By Fatma Babayeva
Azerbaijan’s government has made significant changes in terms of the loan issuance by the banking sector of the country over the last year, said the chairman of the Financial Market Supervisory Body Rufat Aslanli on May 10.
The move aims to support the banks that encounter problem with short-term loans.
The FMSB has developed a separate program over the regulation of bad loans in the banking sector of Azerbaijan, the chairman said.
If the banks encounter the problem over the payment of the short-term loans on behalf of the borrowers, the supervisory body will take it into account, and the government plans to provide assistance to those banks with liquidity issue as well, said the chairman.
Earlier, interest rates and duration of loans have been amended by the banks of Azerbaijan - after the devaluation of the national currency, the banks have made concessions to their clients over the interest rates and increased the maturity period of the credits, said Aslanli by adding the possibility that with the formation of additional resources the banks will be able to offer additional benefits to its customers.
Earlier Aslanly said that the problem with the loans issued in dollars should be solved on the basis of a mutual agreement between the banks and customers.

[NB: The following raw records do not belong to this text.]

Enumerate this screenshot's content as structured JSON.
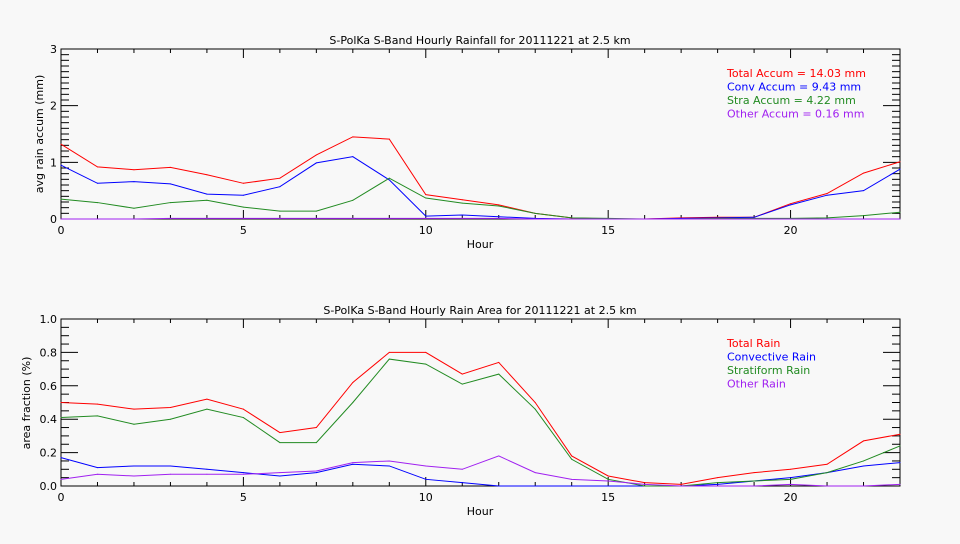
{
  "chart_data": [
    {
      "type": "line",
      "title": "S-PolKa S-Band Hourly Rainfall for 20111221 at 2.5 km",
      "xlabel": "Hour",
      "ylabel": "avg rain accum (mm)",
      "xlim": [
        0,
        23
      ],
      "ylim": [
        0,
        3
      ],
      "xticks": [
        "0",
        "5",
        "10",
        "15",
        "20"
      ],
      "yticks": [
        "0",
        "1",
        "2",
        "3"
      ],
      "legend_position": "top-right",
      "legend": [
        "Total Accum = 14.03 mm",
        "Conv Accum = 9.43 mm",
        "Stra Accum = 4.22 mm",
        "Other Accum = 0.16 mm"
      ],
      "x": [
        0,
        1,
        2,
        3,
        4,
        5,
        6,
        7,
        8,
        9,
        10,
        11,
        12,
        13,
        14,
        15,
        16,
        17,
        18,
        19,
        20,
        21,
        22,
        23
      ],
      "series": [
        {
          "color": "#ff0000",
          "values": [
            1.32,
            0.92,
            0.87,
            0.91,
            0.78,
            0.63,
            0.72,
            1.13,
            1.45,
            1.41,
            0.43,
            0.34,
            0.25,
            0.1,
            0.02,
            0,
            0,
            0.02,
            0.03,
            0.03,
            0.27,
            0.45,
            0.81,
            1.01
          ]
        },
        {
          "color": "#0000ff",
          "values": [
            0.95,
            0.63,
            0.66,
            0.62,
            0.44,
            0.42,
            0.57,
            0.99,
            1.1,
            0.69,
            0.05,
            0.07,
            0.04,
            0.01,
            0,
            0,
            0,
            0.01,
            0.02,
            0.03,
            0.25,
            0.42,
            0.5,
            0.88
          ]
        },
        {
          "color": "#228b22",
          "values": [
            0.35,
            0.29,
            0.19,
            0.29,
            0.33,
            0.21,
            0.14,
            0.14,
            0.33,
            0.72,
            0.37,
            0.28,
            0.23,
            0.1,
            0.02,
            0.01,
            0,
            0,
            0.01,
            0.01,
            0.01,
            0.02,
            0.06,
            0.12
          ]
        },
        {
          "color": "#a020f0",
          "values": [
            0,
            0,
            0,
            0.01,
            0.01,
            0.01,
            0.01,
            0.01,
            0.01,
            0.01,
            0.01,
            0.01,
            0.01,
            0,
            0,
            0,
            0,
            0,
            0,
            0,
            0,
            0,
            0,
            0
          ]
        }
      ]
    },
    {
      "type": "line",
      "title": "S-PolKa S-Band Hourly Rain Area for 20111221 at 2.5 km",
      "xlabel": "Hour",
      "ylabel": "area fraction (%)",
      "xlim": [
        0,
        23
      ],
      "ylim": [
        0,
        1
      ],
      "xticks": [
        "0",
        "5",
        "10",
        "15",
        "20"
      ],
      "yticks": [
        "0.0",
        "0.2",
        "0.4",
        "0.6",
        "0.8",
        "1.0"
      ],
      "legend_position": "top-right",
      "legend": [
        "Total Rain",
        "Convective Rain",
        "Stratiform Rain",
        "Other Rain"
      ],
      "x": [
        0,
        1,
        2,
        3,
        4,
        5,
        6,
        7,
        8,
        9,
        10,
        11,
        12,
        13,
        14,
        15,
        16,
        17,
        18,
        19,
        20,
        21,
        22,
        23
      ],
      "series": [
        {
          "name": "Total Rain",
          "color": "#ff0000",
          "values": [
            0.5,
            0.49,
            0.46,
            0.47,
            0.52,
            0.46,
            0.32,
            0.35,
            0.62,
            0.8,
            0.8,
            0.67,
            0.74,
            0.5,
            0.18,
            0.06,
            0.02,
            0.01,
            0.05,
            0.08,
            0.1,
            0.13,
            0.27,
            0.31
          ]
        },
        {
          "name": "Convective Rain",
          "color": "#0000ff",
          "values": [
            0.17,
            0.11,
            0.12,
            0.12,
            0.1,
            0.08,
            0.06,
            0.08,
            0.13,
            0.12,
            0.04,
            0.02,
            0,
            0,
            0,
            0,
            0,
            0,
            0.01,
            0.03,
            0.05,
            0.08,
            0.12,
            0.14
          ]
        },
        {
          "name": "Stratiform Rain",
          "color": "#228b22",
          "values": [
            0.41,
            0.42,
            0.37,
            0.4,
            0.46,
            0.41,
            0.26,
            0.26,
            0.5,
            0.76,
            0.73,
            0.61,
            0.67,
            0.46,
            0.16,
            0.04,
            0,
            0,
            0.02,
            0.03,
            0.04,
            0.08,
            0.15,
            0.24
          ]
        },
        {
          "name": "Other Rain",
          "color": "#a020f0",
          "values": [
            0.04,
            0.07,
            0.06,
            0.07,
            0.07,
            0.07,
            0.08,
            0.09,
            0.14,
            0.15,
            0.12,
            0.1,
            0.18,
            0.08,
            0.04,
            0.03,
            0.01,
            0,
            0,
            0,
            0.01,
            0,
            0,
            0.01
          ]
        }
      ]
    }
  ]
}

Moreover, it is not easy to classify borrowers into the categories who do not want and who cannot pay back loans, he said. Offering discounts to those barrowers encourages them, whilst the borrowers of the loans in foreign currencies are “punished” to repay with the new exchange rate.
According to the data provided by the Central Bank of Azerbaijan, the credit portfolio of banks amounted to 19.69 billion manat or $13billion in the first quarter of 2016. More than half or 50.9 percent of these loans were issued in the national currency, the rest or 49.1 percent in foreign currency.
Furthermore, the volume of the outdated loans and loans in the loan portfolio amounted to 1.33 million manat or $884,000 by the end of the first quarter of 2016 which is by 10 percent more compared to the corresponding period of the previous year. In other words, its share stood at 6.75 percent in the loan portfolio of the banks which is by 0.88 percent more than the indicators of January-March of 2015.
The amount of the short-term bad loans for this period stood at 456.8 million manat or $304 million in the total volume of short-term loan portfolio amounting to 4.48 billion manat or $3 billion.
The CBA issued 1 billion manat or $665,000 to the bank system of the country in total throughout its operation, Head of the bank Elman Rustamov told on May 10.
Most of those loans were allocated to the implementation of various social projects, development of infrastructure and other activities. Rustamov said the swap operations are not included in the given volume.
Recently, Azerbaijan has implemented the consolidation plan for its banks in an effort to stabilize the banking system. This policy of the country is also supported by many international finance institutions such as WB, IFC, and EBRD.
In addition, six banks of the country were closed since the beginning of 2016. Currently, 37 banks operate in Azerbaijan. Recently, the Banks Association of the country appealed the FMSB for three years tax holiday for the part of their incomes to be directed to the capitalization.